Kriz rüzgârında işini kaydedenlerin çoğu orta yaş ve üzeri işçiler. Bunların iş bulmaları zor. Bunların iş güvencesi varsayımına dayalı olarak  oluşturdukları yaşam düzeyini sürdürmeleri çok çok zor.
-  Türkiye’de hızlı nüfus artışı var. Gençler eğitimlerini tamamlıyor, askerlik görevini bitiriyor. Bunlar iş piyasasına yeni girenler. (Geçen ocak ayından bu ocak ayına işgücü 1 milyon 135 bin arttı. 22 milyon 388 binden 23 milyon 523 bine yükseldi.) Ne yazık ki, ekonominin bugünkü şartlarında işgücüne yeni katılanların da iş bulmaları imkânsız.
-  Tarımda üretimin gücendirilmesi sonucu, kırsal alanda üretici olan çok sayıda insan kentlere göç ederek kentlerde iş aramaya başlıyor. Daha önce tarım sektöründe işi olan ve üretici olan çok sayıda insan, iş bulamayınca sadece işsiz sayısını artırmıyor, üreticiyken, işsiz tüketici oluyor.
-  Kriz öncesi dönemde de, kırsal alandan kentlere göç başlamadan önce de, bizde kemikleşmiş bir işsizlik sorunu vardı. Daha sonra ortaya çıkan olağandışı baskı altında bu klasik işsizlik ve bu kesimdekilerin durumu tamamen unutuldu.

Tedbir almadan sorun çözülmez
Tekrar başa dönelim. “Ah ile, vah ile” günleri geçirecek yerde:
-  Öncelikle işsiz kalanların, yeni iş imkânları yaratılıncaya kadar nasıl yaşayacaklarını düşünelim. Bunlar ve aileleri ne yiyecek, ne içecek? Bu konuda ne gibi tedbirler almalıyız ki, bu insanlar aç ve açıkta kalmasın.
-  İşsizlik sayısının devamlı artma eğilimi karşısında ne gibi politikalar uygulayacağımızı belirlememiz gerekir. İşsiz sayısının artmasını sadece seyredemeyiz. İki gruptaki insana iş yaratacağız: (1) Sanayide ve tarımda işi olup da işini kaybedenlere iş bulacağız, (2) İş piyasasına yeni girecek gençlere iş bulacağız.

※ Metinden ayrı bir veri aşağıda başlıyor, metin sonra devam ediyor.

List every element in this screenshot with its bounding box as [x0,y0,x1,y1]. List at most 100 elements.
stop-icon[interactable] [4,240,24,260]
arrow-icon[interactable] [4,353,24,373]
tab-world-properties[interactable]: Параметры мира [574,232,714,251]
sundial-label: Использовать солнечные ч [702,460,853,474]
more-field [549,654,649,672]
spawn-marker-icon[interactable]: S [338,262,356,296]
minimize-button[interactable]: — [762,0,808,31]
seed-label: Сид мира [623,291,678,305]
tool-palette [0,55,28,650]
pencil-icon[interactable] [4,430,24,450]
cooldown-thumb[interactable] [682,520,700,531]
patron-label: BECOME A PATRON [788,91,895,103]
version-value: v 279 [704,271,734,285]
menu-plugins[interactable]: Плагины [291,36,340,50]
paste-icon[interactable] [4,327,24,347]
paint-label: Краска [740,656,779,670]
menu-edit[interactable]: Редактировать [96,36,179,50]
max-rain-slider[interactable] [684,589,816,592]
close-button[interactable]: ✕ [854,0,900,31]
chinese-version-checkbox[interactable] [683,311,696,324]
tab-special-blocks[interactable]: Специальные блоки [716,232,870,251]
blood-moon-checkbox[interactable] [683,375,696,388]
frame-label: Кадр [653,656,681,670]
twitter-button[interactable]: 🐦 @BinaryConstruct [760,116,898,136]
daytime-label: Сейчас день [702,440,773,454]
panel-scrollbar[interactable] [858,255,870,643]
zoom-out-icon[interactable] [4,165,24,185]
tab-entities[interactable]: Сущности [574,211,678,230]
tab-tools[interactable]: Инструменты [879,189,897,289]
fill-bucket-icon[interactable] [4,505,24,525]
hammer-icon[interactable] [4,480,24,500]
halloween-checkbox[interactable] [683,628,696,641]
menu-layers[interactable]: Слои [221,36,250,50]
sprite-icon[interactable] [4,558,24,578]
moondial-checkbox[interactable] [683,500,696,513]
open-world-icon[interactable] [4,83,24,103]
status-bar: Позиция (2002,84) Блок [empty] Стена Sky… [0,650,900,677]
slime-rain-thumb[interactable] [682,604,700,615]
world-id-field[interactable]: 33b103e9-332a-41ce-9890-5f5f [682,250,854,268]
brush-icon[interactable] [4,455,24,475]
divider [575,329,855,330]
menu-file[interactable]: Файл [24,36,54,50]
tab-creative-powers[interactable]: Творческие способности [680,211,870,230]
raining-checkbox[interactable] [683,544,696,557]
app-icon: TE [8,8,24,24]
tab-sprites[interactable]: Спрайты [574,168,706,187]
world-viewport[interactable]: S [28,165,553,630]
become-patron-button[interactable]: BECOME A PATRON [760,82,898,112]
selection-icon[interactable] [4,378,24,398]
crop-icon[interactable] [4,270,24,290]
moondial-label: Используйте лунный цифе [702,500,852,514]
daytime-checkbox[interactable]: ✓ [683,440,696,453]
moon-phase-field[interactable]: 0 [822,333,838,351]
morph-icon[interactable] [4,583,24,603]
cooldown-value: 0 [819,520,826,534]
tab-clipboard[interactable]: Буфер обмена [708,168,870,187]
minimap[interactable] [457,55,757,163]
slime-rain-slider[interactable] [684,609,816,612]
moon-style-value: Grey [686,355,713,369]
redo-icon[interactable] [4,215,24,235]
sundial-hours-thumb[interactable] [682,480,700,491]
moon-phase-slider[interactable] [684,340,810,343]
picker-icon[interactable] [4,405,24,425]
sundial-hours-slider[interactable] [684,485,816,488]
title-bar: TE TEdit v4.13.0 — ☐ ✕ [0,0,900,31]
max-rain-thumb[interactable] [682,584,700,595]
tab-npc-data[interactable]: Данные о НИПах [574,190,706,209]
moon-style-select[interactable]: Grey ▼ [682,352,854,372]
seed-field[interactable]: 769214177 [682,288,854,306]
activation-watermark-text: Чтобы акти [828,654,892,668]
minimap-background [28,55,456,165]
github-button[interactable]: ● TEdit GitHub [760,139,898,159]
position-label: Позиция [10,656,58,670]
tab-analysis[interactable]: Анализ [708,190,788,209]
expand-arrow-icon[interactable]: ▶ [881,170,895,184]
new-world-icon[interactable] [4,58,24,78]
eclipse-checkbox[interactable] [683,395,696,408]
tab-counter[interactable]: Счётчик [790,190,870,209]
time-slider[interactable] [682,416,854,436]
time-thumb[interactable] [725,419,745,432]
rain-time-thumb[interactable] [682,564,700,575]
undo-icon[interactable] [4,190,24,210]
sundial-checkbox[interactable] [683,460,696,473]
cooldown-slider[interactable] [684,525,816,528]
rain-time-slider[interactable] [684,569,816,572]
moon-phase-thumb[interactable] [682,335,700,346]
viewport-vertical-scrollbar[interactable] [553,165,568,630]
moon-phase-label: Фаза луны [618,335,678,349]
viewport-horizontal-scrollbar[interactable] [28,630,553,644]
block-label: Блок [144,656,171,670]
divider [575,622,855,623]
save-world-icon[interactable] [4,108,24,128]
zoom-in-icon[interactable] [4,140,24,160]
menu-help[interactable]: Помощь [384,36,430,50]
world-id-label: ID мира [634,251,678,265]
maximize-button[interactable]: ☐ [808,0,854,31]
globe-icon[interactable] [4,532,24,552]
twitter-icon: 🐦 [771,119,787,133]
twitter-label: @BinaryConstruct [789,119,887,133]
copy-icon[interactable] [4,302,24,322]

Bunlar kendi kendine olmaz. Hükümet, öncelikle işten çıkarmalara yol açan gelişmeleri frenleyici, işsizlere yeni iş imkânları yaratacak gelişmeleri destekleyici politikaları belirlemek ve uygulamaya koymak zorundadır. Bu yetmez. İşini kaybedenleri ve işsiz kalanları aç ve açıkta bırakmayacak sosyal politikalara ihtiyaç vardır.